Does Twitter have any plans on when/whether they'll change its current
cross-domain policy file?

http://api.twitter.com/crossdomain.xml does not allow requests from
Flash-based websites and web apps because it restricts response to
twitter.com subdomains.

http://search.twitter.com/crossdomain.xml, however, does allow Flash
requests from any domain.

This policy pretty much renders all Flash calls to the API useless
(unless they're search calls).

One could use proxy scripts, but given the limitations imposed by the
Twitter API (150 calls per IP per hour), it means public websites are
out of luck if they're getting any kind of public data without
authenticating like, say, getting a (public) user timeline.

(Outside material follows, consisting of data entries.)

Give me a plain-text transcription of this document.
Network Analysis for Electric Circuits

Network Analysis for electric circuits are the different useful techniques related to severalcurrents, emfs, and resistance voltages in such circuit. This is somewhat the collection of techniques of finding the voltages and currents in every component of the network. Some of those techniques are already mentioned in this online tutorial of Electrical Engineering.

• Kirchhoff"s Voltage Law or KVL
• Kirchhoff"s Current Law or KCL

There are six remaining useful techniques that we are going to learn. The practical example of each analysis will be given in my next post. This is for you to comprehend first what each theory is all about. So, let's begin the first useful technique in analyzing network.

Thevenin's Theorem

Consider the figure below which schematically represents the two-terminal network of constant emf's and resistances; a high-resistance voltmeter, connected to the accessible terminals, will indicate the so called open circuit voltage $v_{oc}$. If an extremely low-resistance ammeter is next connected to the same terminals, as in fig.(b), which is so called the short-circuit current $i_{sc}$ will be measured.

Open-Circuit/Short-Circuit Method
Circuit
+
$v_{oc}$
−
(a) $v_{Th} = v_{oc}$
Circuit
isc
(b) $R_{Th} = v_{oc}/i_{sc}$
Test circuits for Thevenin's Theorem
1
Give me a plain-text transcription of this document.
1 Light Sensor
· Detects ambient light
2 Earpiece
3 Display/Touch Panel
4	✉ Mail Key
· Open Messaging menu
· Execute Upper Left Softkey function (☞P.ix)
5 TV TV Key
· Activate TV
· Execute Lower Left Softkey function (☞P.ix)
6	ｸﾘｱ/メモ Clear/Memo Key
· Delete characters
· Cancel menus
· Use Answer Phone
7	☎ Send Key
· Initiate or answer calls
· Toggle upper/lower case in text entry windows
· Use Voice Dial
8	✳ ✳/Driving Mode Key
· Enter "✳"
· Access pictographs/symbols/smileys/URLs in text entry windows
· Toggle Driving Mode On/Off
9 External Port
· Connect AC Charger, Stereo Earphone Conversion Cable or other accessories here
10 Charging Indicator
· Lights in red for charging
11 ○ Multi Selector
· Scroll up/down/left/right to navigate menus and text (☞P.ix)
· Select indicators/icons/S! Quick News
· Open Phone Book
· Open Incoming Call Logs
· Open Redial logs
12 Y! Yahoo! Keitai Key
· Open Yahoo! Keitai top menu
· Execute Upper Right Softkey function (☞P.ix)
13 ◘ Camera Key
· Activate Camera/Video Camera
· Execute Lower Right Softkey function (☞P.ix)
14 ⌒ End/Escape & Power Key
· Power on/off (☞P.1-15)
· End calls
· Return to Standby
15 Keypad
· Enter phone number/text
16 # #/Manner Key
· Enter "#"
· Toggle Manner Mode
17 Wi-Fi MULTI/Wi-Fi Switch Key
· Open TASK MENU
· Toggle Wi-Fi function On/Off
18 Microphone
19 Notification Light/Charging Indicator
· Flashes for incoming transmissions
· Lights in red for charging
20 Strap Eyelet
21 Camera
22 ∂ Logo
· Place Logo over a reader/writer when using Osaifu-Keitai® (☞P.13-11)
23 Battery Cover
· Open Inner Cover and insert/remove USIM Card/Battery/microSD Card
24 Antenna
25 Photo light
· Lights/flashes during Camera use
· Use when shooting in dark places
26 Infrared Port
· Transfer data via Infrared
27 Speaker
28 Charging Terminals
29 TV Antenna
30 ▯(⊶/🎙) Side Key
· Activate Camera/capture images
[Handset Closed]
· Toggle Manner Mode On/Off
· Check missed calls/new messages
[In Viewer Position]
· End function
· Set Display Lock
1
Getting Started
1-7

This has been discussed at length in previous threads.

Change in crossdomain.xml??
http://groups.google.com/group/twitter-development-talk/browse_thread/thread/8d09970f449abc70

Most curiously, the above thread mentions on March 2008 that Twitter
would be moving API calls to api.twitter.com and allowing a more
permissive crossdomain policy file there in a few months. This hasn't
happened, though, since people have continued to be dumbfounded by the
inability to load Twitter data from Flash-based web apps.

Twitter Stream crossdomain.xml
http://groups.google.com/group/twitter-development-talk/browse_thread/thread/fa7c3f42f85b8d3

I think this decision is specially questionable as the cross-domain
restrictions in place do nothing else other than put a tax on what
people can do from Flash-based web apps, but also allow any other
usage from any other technology, be it a security issue or not. In
fact, even using PHP proxies one could make the API calls from Flash
(albeit in a restricted manner) so I can't see a real reason for
singling out/blocking this platform.

Normally, public APIs add no such artificial/ineffective restrictions,
and simply allow any kind of connection (doing their own top of their
own built-in restrictions and rate limiting)...

http://graph.facebook.com/crossdomain.xml - allows connections from
all domains
http://api.flickr.com/crossdomain.xml - allows connections from all
domains
http://api.plixi.com/crossdomain.xml - allows connections from all
domains
http://api.bit.ly/crossdomain.xml - allows connections from all
domains
http://stream.twitvid.com/crossdomain.xml - allows connections from
all domains
...etc etc

So, is there any clear reason why the restriction is still in place?
Or any idea on when this policy will be reviewed?